By this definition the U.S. continues to practice torture. Yes, Obama outlawed some especially shocking forms of torture — water boarding, for example — but other types of torture were not labeled "torture" and thus continue.
Surprisingly, this fact was recently discussed at length in The New York Times, under an Op-Ed piece appropriately entitled Torture's Loopholes. In it, an ex-interrogator explains some of the more glaring examples of how the U.S. currently tortures and argues for the practices to end. In reference to Obama's vow to end the systematic, obscene torture under Bush, the article states:
"…the changes were not as drastic as most Americans think, and elements of our interrogation policy continue to be both inhumane and counterproductive."
The author says bluntly, "If I were to return to one of the war zones today… I would still be allowed to abuse [torture] prisoners."
The article also explains how the U.S. "legally" continues a practice that thousands of people in the U.S. prison system already know to be psychological torture:
"…extended solitary confinement is torture, as confirmed by many scientific studies. Even the initial 30 days of isolation could be considered abuse [torture]."
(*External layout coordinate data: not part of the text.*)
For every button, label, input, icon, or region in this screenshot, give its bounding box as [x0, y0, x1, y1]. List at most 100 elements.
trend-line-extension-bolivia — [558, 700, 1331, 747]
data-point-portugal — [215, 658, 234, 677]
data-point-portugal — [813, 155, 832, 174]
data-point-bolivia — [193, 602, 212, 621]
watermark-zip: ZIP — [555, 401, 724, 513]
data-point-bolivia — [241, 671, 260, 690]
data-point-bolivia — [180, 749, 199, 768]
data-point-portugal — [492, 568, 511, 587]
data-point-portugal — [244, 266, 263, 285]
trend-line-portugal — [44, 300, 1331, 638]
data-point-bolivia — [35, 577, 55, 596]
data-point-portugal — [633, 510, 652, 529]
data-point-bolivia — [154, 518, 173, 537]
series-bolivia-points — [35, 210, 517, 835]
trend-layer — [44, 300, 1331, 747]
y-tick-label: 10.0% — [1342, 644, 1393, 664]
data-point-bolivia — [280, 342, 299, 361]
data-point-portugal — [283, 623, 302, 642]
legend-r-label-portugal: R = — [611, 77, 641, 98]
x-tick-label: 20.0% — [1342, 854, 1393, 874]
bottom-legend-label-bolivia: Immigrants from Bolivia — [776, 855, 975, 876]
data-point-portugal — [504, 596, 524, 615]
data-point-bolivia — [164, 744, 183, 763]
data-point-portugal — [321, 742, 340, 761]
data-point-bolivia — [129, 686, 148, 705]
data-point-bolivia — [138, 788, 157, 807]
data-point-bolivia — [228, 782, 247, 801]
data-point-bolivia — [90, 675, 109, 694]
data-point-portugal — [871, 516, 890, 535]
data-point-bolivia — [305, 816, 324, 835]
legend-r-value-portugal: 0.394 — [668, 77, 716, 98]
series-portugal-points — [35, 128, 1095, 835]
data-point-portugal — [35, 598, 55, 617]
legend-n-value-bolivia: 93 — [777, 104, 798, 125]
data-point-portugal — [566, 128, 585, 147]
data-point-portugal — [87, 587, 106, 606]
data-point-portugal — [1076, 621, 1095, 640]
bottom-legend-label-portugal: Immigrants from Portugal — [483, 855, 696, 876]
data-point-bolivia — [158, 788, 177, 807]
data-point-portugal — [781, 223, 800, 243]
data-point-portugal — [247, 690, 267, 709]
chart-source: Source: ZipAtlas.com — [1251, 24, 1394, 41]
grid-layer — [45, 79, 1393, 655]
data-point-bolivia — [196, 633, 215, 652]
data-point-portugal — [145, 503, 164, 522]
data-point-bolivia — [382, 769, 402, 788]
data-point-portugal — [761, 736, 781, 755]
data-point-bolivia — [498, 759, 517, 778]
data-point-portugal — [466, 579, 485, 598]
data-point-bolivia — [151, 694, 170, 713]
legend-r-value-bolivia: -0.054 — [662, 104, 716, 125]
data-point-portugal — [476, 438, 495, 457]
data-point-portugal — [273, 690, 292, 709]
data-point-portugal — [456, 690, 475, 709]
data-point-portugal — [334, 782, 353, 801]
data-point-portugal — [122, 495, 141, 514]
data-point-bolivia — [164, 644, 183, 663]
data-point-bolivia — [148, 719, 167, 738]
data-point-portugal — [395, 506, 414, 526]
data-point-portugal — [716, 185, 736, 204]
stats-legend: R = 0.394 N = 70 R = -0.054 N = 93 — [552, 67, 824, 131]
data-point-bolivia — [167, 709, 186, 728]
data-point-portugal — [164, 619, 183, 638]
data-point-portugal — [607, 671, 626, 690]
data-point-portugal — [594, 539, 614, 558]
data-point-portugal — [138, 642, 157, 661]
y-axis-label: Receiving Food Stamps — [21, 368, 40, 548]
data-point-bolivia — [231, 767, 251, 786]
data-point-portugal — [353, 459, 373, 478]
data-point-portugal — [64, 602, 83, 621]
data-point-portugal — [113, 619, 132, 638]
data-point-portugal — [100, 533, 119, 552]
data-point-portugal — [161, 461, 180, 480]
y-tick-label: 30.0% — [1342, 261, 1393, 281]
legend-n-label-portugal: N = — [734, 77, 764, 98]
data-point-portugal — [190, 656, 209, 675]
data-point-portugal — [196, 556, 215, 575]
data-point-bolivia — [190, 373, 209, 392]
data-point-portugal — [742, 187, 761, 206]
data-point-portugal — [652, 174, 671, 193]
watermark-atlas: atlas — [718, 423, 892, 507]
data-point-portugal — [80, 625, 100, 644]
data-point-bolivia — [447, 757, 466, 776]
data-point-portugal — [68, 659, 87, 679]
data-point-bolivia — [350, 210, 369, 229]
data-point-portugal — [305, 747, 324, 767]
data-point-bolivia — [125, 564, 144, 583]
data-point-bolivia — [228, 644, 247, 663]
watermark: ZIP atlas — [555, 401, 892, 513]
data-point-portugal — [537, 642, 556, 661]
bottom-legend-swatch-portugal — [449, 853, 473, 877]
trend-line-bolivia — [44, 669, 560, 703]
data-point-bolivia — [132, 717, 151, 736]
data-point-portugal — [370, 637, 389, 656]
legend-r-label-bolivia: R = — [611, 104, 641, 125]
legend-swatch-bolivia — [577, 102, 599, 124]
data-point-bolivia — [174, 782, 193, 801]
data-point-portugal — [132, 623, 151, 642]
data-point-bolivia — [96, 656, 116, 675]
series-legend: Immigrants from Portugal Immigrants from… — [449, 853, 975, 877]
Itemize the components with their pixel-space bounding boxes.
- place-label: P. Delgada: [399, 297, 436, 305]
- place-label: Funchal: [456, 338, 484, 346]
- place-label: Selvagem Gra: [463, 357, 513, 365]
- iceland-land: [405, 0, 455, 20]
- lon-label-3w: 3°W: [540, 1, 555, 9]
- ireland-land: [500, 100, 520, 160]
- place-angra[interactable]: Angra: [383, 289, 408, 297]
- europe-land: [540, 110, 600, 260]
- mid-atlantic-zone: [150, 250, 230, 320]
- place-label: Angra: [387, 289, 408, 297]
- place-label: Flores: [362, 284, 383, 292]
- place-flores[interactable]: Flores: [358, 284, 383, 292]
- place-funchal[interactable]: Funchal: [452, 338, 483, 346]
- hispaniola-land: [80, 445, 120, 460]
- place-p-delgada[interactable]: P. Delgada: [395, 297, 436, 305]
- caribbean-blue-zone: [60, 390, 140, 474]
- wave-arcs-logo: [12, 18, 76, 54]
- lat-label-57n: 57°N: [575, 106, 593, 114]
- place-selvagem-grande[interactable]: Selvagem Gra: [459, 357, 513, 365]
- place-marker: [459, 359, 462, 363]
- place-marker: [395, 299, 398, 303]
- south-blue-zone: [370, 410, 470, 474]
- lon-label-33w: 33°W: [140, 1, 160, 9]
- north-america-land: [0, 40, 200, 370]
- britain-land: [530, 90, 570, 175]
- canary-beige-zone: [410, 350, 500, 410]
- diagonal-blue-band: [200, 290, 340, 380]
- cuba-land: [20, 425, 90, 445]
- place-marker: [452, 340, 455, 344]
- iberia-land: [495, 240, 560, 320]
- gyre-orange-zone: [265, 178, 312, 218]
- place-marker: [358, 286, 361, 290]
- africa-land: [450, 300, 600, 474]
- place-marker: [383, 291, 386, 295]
Other forms of torture commonly practiced — since they are part of the Military's updated Field Manual — are "…stress positions [shackling prisoners in painful positions for extended periods of time], putting detainees into close confinement or environmental manipulation [hot or frigid rooms]…"
Also mentioned as torture is sleep deprivation, a tactic used in combination with 20-hour interrogation sessions. The author concludes that these practices do "not meet the minimum standard of humane treatment, either in terms of American law or simple human decency." (January 20, 2010).
Unmentioned by the article are other forms of torture institutionalized under the Obama administration. One is "sensory deprivation," a deeply traumatizing psychological torture described in detail in Naomi Klein's Shock Doctrine. The new Army Field Manual says that the tactic — though not called "sensory deprivation" — should be used to "prolong the shock of capture," and should include "goggles or blindfolds and earmuffs" that completely disconnects the senses from the outside world, where the captive is able to experience only the thoughts in their head.